Catatan Kuliah Semester I - Sekolah Tinggi Filsafat Seminari Pineleng, 2009
Mata Kuliah : Pengantar Liturgi
Oleh : Fr. Ignasius Fernatyanan
Oleh : Fr. Ignasius Fernatyanan
Dosen Pembimbing: Pst. P. Pitoy, MSC
PENGANTAR
Dunia sekarang dikenal
dengan dunia hitam atau dunia mejik. Berbagai macam hal dapat dilakukan orang
agar dapat memperoleh kesuksesan dan keberhasilan, salah satu cara yang orang
bisa tempuh yakni melalui dunia hitam itu. Pengetahuan mereka tentang hal itu
sangatlah cukup tetapi mereka tidak sadar bahwa mereka mengalami kekeringan
dalam iman, di mana mereka telah meninggalkan Tuhan padahal mereka sendiri
memiliki kepercayaan terhadap Tuhan. Bagi Gereja dan calon imam, hal itu
haruslah tidak menjadi perhatian dalam hidup menggereja. Sumber kesuksesan dan
keberhasilan adalah dari Tuhan sendiri sebagai pemberi segalanya.
Dalam
tulisan singkat ini akan dibahas mengenai peran liturgi dalam kaitannya dengan
umat beriman dan calon imam. Pada bagian pendahuluan akan dilihat mengenai
masalah pokok orang berimam dalam menjalin hubungan dengan Allah. Berikutnya
akan dibahas secara singkat tentang arti dan sejarah singkat liturgi yang
merupakan jalan untuk bertemu dengan Tuhan. Kemudian dilanjutkan dengan melihat
sedikit tentang calon imam yang merupakan calon pemimpin juga bagi umat
beriman. Semoga pembaca merasa senang dengan membaca tulisan ini dan boleh
memaknai serta merenungkannya. Selamat membaca!
PENDAHULUAN
Satu hal yang
dapat membantu umat beriman untuk selalu dekat dengan Tuhan adalah liturgi.

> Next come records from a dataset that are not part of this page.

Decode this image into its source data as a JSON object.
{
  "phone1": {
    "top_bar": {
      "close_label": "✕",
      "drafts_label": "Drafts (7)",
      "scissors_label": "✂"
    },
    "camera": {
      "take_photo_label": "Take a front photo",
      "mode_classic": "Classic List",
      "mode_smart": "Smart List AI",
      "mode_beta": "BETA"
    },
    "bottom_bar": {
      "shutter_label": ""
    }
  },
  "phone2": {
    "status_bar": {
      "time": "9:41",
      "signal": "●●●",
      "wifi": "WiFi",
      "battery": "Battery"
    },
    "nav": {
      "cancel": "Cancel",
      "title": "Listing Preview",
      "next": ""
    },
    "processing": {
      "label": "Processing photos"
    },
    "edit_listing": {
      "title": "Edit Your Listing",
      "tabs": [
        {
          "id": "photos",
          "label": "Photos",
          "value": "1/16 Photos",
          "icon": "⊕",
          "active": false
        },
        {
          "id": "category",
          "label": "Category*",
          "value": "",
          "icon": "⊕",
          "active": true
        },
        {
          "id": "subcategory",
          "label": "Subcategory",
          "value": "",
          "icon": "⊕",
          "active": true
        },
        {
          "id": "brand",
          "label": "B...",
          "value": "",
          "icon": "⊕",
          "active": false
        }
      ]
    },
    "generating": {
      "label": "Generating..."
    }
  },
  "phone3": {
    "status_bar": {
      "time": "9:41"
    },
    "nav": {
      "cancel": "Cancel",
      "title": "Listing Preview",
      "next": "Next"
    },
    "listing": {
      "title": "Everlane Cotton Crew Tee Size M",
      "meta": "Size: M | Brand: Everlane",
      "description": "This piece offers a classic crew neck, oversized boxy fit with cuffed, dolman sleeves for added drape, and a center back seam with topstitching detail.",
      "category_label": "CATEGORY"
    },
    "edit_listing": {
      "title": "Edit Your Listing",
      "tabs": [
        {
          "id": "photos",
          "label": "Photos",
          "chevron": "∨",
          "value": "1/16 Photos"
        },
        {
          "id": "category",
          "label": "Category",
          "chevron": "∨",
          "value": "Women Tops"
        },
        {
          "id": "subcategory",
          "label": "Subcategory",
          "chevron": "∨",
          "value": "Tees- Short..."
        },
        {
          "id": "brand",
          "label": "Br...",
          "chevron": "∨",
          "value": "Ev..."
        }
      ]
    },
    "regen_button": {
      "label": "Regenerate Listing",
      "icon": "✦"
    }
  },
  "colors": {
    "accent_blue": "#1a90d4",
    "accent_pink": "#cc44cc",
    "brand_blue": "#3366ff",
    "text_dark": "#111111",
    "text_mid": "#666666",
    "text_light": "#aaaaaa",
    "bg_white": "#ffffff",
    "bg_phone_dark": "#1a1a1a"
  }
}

Liturgi merupakan sumber dan puncak dari kehidupan umat bariman dalam usaha
untuk menemukan Yesus Kristus. Melalui liturgi, kerinduan untuk berjumpa dengan
Tuhan sangatlah mudah untuk terlaksana. Gereja dan calon imam perlu untuk
menghayati liturgi secara lebih mendalam sebab itulah yang merupakan ciri khas
dan eksistensi dari umat beriman. Umat beriman tanpa liturgi adalah kosong,
jadi hal ini perlu untuk dimaknai dan dilaksanakan dalam kehidupan nyata. Dalam
hal ini, diberikan sedikit gambaran
mengenai liturgi itu sendiri dalam kaitannya dengan umat beriman dan calon imam
yang menjadi pelaksana liturgi.
Yang menjadi
pokok permasalahan dalam liturgi pada saat ini yakni, semakin memudarnya
semangat penghayatan liturgi dari Gereja dan calon imam. Umat beriman dan calon
imam kurang memahami apa sesungguhnya dan hakekat perayaan liturgi di dalam
Gereja. Sekarang ini, umat beriman sendiri sudah agak menepi dari kegiatan
liturgi dalam gereja. Padahal jika dibandingkan, kegiatan liturgi sangat
membantu kita untuk menemukan arti hidup yang sebenarnya. Gereja sendiri seakan
mulai meninggalkan Tuhan dalam segala hal teristimewa dalam liturgi.
BAB
I : ARTI DAN
SEJARAH LITURGI DALAM GEREJA
A. Pengertian
Liturgi
1. Arti dan sejarah istilah liturgi
Kata
liturgi berasal dari bahasa Yunani leitourgia.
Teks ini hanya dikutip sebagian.